So the webmaster could fix this with a META (the easiest way), which was most definitely a thing back in 2001 when that page was created:
Code: Select all
<html lang="ja">
<head>
<meta charset="Shift_JIS">
</head>
... rest of page
</html>
, or a web server response header indicating the charset.
Code: Select all
Content-Type: text/html; charset=Shift_JIS
Of note this MUST be done because HTTP/1.1 (the protocol used) explicitly sets the default charset to ISO-8859-1 (Western, roman).
It's been good practice in browsers to default to the browser iuser's preferred encoding set in the browser options, though, slightly departing from that hard default. But it still remains that there can only be one default.
From the
W3C page about this:
Documents transmitted with HTTP that are of type text, such as text/html, text/plain, etc., can send a charset parameter in the HTTP header to specify the character encoding of the document.

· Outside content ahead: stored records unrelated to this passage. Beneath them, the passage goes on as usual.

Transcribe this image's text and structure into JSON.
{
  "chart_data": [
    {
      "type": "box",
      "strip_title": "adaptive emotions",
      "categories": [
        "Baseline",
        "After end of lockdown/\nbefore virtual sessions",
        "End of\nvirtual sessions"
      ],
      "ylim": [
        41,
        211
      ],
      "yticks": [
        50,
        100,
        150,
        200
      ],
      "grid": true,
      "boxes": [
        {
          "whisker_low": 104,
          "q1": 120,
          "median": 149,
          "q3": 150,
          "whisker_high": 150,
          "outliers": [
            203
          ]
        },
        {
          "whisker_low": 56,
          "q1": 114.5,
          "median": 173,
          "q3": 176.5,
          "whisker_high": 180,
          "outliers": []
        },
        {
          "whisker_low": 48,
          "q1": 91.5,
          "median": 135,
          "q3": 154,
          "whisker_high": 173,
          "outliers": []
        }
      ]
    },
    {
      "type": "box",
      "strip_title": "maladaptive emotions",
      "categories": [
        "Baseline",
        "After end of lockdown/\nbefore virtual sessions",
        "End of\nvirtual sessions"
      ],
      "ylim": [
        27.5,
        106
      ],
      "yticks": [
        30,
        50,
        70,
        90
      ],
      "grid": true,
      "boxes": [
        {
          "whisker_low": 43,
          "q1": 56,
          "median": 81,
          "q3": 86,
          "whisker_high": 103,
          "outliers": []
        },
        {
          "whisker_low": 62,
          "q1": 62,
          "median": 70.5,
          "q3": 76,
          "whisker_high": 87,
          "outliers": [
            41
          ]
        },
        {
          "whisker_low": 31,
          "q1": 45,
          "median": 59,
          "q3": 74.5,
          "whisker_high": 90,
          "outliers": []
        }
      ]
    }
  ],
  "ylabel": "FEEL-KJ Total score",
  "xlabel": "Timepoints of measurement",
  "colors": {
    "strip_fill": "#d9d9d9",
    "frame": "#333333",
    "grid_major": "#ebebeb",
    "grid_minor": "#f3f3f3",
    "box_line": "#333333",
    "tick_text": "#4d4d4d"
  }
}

It is very important to always label Web documents explicitly. HTTP 1.1 says that the default charset is ISO-8859-1. But there are too many unlabeled documents in other encodings, so browsers use the reader's preferred encoding when there is no explicit charset parameter.
Alternatively, the webmaster can also just convert everything to UTF-8 (there are handy scripts available for this everywhere) and avoid this altogether. Still recommended to add a charset in the page/headers to be explicit, but UTF-8 is very broadly accepted everywhere and supports all languages.